Wyoming protocol server for the onnx-asr speech to text system.

Docker Image

docker run -it -p 10300:10300 -v /path/to/local/data:/data ghcr.io/tboby/wyoming-onnx-asr

or for gpu

docker run -it -p 10300:10300 --gpus all -v /path/to/local/data:/data ghcr.io/tboby/wyoming-onnx-asr-gpu

There is also gpu TensorRT support, but it's a huge image and doesn't seem to make much performance difference. You might want to mount in a cache folder if using it (/cache).

Local Install

Install uv

Clone the repository and use uv:

git clone https://github.com/tboby/wyoming-onnx-asr.git
cd wyoming-onnx-asr
uv sync

Run a server anyone can connect to:

uv run --uri 'tcp://0.0.0.0:10300'

The --model-en or --model-multilingual can also be a HuggingFace model but see onnx-asr for details

NOTE: Models are downloaded under ONNX_ASR_MODEL_DIR (default /data in Docker images), with a per-model subdirectory.
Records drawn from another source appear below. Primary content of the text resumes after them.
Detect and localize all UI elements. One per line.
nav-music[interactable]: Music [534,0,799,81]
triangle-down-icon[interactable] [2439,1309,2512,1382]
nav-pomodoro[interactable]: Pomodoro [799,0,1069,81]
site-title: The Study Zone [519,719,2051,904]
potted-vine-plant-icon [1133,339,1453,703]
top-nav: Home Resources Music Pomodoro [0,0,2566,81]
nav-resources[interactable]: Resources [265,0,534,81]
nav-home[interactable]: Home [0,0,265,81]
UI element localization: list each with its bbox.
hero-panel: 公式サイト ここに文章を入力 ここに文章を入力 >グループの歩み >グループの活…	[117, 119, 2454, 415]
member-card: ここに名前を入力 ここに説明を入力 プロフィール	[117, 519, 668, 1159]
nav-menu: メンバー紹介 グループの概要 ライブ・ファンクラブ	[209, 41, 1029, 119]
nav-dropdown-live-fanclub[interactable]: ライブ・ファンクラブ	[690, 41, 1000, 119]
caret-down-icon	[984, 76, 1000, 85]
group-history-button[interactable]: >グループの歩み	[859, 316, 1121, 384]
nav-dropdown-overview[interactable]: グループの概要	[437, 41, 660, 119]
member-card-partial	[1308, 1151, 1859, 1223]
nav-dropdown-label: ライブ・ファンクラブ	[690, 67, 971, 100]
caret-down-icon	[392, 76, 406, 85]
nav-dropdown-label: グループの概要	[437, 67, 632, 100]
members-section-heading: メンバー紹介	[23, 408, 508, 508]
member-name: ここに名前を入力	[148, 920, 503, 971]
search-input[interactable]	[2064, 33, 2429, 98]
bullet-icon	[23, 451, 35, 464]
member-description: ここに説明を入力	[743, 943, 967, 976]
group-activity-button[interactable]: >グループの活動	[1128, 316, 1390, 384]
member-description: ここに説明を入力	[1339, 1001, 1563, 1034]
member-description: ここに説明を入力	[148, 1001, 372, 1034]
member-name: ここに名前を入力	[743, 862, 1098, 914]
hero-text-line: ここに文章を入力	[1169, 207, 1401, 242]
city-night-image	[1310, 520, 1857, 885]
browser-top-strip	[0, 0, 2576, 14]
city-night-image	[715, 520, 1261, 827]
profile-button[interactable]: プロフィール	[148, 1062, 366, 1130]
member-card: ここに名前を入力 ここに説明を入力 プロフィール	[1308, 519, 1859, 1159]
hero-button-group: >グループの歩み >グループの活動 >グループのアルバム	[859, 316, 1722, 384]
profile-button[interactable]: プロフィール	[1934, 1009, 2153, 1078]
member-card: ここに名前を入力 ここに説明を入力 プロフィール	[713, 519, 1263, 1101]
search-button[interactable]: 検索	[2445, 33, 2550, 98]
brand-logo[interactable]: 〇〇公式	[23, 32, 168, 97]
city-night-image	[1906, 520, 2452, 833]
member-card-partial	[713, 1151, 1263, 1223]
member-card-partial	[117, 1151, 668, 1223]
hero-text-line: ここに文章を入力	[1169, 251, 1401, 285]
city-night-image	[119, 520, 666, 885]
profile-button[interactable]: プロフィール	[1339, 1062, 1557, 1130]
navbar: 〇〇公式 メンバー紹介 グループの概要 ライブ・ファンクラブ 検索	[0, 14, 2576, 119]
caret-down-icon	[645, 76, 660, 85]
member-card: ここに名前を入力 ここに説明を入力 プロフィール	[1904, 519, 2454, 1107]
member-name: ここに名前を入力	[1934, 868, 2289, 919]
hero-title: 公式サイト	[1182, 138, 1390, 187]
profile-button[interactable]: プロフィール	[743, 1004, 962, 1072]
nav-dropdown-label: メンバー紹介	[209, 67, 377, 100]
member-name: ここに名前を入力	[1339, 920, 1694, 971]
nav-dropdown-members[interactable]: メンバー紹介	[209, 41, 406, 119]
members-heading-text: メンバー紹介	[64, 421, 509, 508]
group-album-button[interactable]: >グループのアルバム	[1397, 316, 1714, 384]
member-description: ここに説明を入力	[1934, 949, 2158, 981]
You may need to adjust this when using a read-only root filesystem (e.g., ONNX_ASR_MODEL_DIR=/tmp). TensorRT engine cache remains under /cache/tensorrt when using the gpu-trt image.

Configuration

  • Quantization: the parakeet model supports int8, but make sure to compare as performance may or may not improve.
  • Model cache directory: set --model-dir or ONNX_ASR_MODEL_DIR (default /data, per-model subdirectories).

Running tooling

Install mise and use mise run to get a list of tasks to test, format, lint, run.